Coliform enumeration in raw milk, pasteurised milk, cream, yoghurt, cheese, and powdered dairy products. High coliform counts in dairy indicate post-pasteurisation contamination, inadequate temperature control, or faecal contamination of raw milk. Use alongside Plate Count Skim Milk Agar (AS-1329) for total aerobic count and Letheen Broth Modified (AS-1271) for samples with residual sanitiser.

• Recreational Water Monitoring: Swimming pools, spa pools, natural bathing waters, coastal waters — coliform counts for public health compliance
• Irrigation Water: Agricultural water quality testing for food safety compliance (FSANZ, SFA, USDA HACCP)
• Environmental Surface Sampling: Swab/rinse samples from food contact surfaces, equipment, and processing environments post-sanitation

• Hospital & Healthcare Water: Water quality monitoring in clinical settings (cooling towers, dialysis water, endoscopy unit water)
• Pharmaceutical Water QC: Purified water and water-for-injection microbial monitoring alongside Plate Count Skim Milk Agar (AS-1329)
• MPN Confirmation: Confirmation plating from positive presumptive Lauryl Tryptose Broth MPN tubes in coliform enumeration workflows

Standard strength (1×):
Suspend ~35 g/L. Pour 15 mL agar, add 1 mL water sample. Final volume ≈ 16 mL per plate. Inhibitor concentrations maintained.

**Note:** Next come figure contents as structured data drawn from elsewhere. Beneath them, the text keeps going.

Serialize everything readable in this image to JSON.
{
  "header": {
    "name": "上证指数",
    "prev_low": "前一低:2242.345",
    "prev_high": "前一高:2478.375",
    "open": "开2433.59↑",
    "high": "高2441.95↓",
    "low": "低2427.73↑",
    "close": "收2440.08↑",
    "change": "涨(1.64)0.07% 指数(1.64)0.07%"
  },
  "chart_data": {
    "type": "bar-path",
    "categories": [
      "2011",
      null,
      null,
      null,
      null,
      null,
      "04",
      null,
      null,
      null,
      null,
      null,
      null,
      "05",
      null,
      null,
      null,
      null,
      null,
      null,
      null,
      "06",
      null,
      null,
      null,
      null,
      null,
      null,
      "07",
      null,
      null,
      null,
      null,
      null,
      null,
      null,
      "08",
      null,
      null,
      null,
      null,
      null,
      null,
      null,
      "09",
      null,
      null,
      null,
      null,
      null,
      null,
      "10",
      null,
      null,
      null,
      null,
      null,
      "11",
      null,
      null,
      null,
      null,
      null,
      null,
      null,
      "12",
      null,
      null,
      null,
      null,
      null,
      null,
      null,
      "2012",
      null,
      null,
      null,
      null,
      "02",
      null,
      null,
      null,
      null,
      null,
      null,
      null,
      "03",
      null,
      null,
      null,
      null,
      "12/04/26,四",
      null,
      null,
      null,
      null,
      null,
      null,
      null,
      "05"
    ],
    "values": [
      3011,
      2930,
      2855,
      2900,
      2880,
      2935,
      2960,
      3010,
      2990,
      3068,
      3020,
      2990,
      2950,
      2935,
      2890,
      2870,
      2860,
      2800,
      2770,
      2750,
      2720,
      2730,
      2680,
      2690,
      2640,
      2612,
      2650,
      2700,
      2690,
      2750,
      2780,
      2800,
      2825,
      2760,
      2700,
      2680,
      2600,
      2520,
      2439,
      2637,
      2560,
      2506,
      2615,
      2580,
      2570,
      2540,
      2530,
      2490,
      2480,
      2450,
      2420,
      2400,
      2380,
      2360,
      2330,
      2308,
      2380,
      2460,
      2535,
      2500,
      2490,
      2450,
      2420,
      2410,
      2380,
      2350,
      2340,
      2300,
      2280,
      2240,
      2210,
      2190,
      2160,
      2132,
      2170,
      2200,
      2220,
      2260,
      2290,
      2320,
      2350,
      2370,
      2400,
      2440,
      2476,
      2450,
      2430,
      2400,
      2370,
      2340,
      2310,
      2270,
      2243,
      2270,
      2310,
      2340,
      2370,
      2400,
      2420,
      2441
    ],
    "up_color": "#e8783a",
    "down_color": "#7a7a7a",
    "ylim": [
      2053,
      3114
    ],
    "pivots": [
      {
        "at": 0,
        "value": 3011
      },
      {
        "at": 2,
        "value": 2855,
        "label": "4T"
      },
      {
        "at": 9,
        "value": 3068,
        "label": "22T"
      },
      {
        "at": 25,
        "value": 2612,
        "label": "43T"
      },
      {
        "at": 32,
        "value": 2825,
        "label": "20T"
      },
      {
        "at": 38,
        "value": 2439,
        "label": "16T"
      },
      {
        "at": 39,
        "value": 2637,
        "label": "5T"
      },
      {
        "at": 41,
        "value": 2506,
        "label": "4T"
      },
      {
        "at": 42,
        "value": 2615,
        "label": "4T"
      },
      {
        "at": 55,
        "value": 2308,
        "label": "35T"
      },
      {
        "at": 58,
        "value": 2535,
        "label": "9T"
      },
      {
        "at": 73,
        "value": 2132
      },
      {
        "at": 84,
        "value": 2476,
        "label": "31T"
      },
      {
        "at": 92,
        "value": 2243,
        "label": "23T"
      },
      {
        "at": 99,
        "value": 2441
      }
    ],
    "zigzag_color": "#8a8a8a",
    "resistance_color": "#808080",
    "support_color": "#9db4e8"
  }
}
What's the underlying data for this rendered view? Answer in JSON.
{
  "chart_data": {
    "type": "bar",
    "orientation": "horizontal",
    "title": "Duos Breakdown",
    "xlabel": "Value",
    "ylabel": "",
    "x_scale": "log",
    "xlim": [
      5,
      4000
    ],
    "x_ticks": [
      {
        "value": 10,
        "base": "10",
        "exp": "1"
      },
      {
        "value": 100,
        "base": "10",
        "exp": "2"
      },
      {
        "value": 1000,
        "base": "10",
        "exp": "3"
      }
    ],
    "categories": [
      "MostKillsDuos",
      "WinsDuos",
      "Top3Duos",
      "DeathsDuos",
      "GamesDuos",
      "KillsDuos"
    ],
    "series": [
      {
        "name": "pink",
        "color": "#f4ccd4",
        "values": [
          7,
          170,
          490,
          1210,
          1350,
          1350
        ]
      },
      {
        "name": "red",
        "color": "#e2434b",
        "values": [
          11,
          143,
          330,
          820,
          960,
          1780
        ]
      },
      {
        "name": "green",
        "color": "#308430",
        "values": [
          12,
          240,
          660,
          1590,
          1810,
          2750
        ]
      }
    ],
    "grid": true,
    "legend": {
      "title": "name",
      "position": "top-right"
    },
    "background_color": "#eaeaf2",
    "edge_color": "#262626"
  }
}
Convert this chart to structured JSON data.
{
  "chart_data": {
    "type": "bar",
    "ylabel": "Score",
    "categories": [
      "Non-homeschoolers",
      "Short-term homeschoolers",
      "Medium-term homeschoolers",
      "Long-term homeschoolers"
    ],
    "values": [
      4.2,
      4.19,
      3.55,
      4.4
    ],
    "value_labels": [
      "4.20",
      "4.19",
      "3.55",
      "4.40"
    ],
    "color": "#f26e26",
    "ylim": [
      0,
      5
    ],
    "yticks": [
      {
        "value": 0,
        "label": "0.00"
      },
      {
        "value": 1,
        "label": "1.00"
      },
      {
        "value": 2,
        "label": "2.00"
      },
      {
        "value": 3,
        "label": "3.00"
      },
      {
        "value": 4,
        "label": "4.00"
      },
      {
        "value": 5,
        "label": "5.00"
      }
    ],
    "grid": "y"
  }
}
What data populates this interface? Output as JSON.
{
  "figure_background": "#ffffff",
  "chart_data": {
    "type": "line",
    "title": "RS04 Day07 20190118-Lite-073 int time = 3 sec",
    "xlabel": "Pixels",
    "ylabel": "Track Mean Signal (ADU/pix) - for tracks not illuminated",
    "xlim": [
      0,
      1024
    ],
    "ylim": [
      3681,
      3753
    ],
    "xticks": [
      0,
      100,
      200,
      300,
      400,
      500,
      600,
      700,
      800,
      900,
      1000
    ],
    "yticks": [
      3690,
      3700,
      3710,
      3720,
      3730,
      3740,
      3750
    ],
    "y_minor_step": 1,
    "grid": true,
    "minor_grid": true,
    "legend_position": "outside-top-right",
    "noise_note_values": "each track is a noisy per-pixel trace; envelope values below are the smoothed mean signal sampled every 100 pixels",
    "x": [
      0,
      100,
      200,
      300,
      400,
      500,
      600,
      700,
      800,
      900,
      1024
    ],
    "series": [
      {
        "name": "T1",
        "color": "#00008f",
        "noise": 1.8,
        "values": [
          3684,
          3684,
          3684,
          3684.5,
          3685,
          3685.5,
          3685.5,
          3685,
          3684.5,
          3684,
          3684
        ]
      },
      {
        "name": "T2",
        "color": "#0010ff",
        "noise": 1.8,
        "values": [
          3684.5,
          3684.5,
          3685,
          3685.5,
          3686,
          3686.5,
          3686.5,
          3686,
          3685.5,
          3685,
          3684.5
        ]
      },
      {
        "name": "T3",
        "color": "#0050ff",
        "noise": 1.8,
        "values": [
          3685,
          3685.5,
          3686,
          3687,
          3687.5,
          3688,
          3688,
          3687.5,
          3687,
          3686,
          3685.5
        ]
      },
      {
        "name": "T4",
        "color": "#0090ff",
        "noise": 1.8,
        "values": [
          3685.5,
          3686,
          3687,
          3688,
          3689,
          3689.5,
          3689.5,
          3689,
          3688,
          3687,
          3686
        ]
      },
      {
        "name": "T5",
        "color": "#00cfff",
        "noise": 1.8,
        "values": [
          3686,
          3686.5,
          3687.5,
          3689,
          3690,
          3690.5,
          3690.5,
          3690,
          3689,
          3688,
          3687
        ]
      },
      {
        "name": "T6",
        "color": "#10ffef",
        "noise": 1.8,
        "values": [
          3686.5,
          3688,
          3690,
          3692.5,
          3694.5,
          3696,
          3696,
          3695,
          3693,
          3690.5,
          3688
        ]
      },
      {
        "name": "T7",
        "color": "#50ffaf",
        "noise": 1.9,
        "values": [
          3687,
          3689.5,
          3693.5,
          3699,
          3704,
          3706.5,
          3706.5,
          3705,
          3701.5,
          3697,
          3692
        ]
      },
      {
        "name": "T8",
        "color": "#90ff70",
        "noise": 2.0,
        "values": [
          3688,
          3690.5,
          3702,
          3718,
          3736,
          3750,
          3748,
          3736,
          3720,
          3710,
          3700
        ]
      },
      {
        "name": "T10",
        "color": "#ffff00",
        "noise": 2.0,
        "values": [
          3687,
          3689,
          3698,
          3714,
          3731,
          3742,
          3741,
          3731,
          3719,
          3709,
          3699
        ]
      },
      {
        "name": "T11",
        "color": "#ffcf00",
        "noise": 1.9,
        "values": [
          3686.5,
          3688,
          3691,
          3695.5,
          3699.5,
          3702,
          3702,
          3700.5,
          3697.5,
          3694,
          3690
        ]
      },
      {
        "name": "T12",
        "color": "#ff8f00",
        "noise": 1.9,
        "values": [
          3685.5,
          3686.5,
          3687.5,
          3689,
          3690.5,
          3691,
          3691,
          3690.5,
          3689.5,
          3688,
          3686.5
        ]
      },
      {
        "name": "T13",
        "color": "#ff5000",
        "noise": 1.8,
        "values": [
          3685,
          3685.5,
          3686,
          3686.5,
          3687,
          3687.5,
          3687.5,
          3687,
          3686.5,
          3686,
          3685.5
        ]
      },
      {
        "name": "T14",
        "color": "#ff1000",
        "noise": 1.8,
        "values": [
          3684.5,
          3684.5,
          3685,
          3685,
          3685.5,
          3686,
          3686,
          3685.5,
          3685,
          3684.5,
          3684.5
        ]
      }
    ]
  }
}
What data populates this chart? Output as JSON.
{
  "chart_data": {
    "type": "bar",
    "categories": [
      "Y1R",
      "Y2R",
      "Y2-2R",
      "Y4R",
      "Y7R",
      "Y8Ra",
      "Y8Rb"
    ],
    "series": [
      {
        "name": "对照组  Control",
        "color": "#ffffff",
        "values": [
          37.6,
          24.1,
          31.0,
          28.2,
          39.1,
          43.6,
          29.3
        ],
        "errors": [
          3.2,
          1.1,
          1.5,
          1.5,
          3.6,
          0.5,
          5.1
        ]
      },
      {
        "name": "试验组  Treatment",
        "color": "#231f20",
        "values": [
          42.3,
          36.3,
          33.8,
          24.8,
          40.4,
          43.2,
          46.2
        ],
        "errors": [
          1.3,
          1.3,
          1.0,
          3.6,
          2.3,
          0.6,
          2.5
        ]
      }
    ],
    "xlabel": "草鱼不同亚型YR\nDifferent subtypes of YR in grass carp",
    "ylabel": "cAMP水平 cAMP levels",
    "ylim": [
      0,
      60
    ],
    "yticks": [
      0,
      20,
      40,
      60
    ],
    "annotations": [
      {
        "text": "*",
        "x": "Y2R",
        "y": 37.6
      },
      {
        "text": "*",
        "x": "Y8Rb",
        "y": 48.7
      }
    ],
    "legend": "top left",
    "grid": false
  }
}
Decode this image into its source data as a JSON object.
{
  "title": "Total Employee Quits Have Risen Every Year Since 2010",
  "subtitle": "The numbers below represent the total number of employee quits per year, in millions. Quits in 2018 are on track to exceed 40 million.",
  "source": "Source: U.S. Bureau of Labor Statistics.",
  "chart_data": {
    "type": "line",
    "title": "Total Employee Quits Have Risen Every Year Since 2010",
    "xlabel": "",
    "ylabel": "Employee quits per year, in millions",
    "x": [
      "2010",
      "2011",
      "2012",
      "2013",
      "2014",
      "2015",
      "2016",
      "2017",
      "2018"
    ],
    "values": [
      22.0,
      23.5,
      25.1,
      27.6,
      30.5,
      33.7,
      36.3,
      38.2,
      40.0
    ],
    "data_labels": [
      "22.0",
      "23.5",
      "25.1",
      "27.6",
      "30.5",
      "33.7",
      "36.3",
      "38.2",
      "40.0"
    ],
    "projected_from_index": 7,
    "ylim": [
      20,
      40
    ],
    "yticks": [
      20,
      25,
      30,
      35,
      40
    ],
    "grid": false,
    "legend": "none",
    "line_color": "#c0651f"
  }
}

Double strength (2×) for 10 mL volumes:
Suspend ~70 g/L. Pour 10 mL double-strength agar + 10 mL water sample per plate. Final = 1× concentration throughout — inhibitors maintained despite high dilution ratio.

Preparation:
Suspend ~35 g/L (1×) or ~70 g/L (2×). Heat to boiling with constant stirring until dissolved. DO NOT overheat or re-autoclave — degrades indicators. Autoclave 121°C/15 min. Cool to 45–50°C in the DARK. Pour immediately.

Inoculation method:
Pour plate: add sample to empty plate, pour 15 mL cooled medium, swirl. Alternatively spread plate method. For MPN confirmation: streak from positive Lauryl Tryptose Broth tubes.

Incubation:
35 ± 0.5°C, aerobic, 24 ± 2 h. Extend to 48 ± 3 h for slow lactose fermenters. Keep plates in dark during incubation — do not expose to direct light.

Result reading:
Count all deep red colonies with pink halos as confirmed coliforms. Report as CFU per mL or per 100 mL. Colourless, pale, or blue colonies are not coliforms.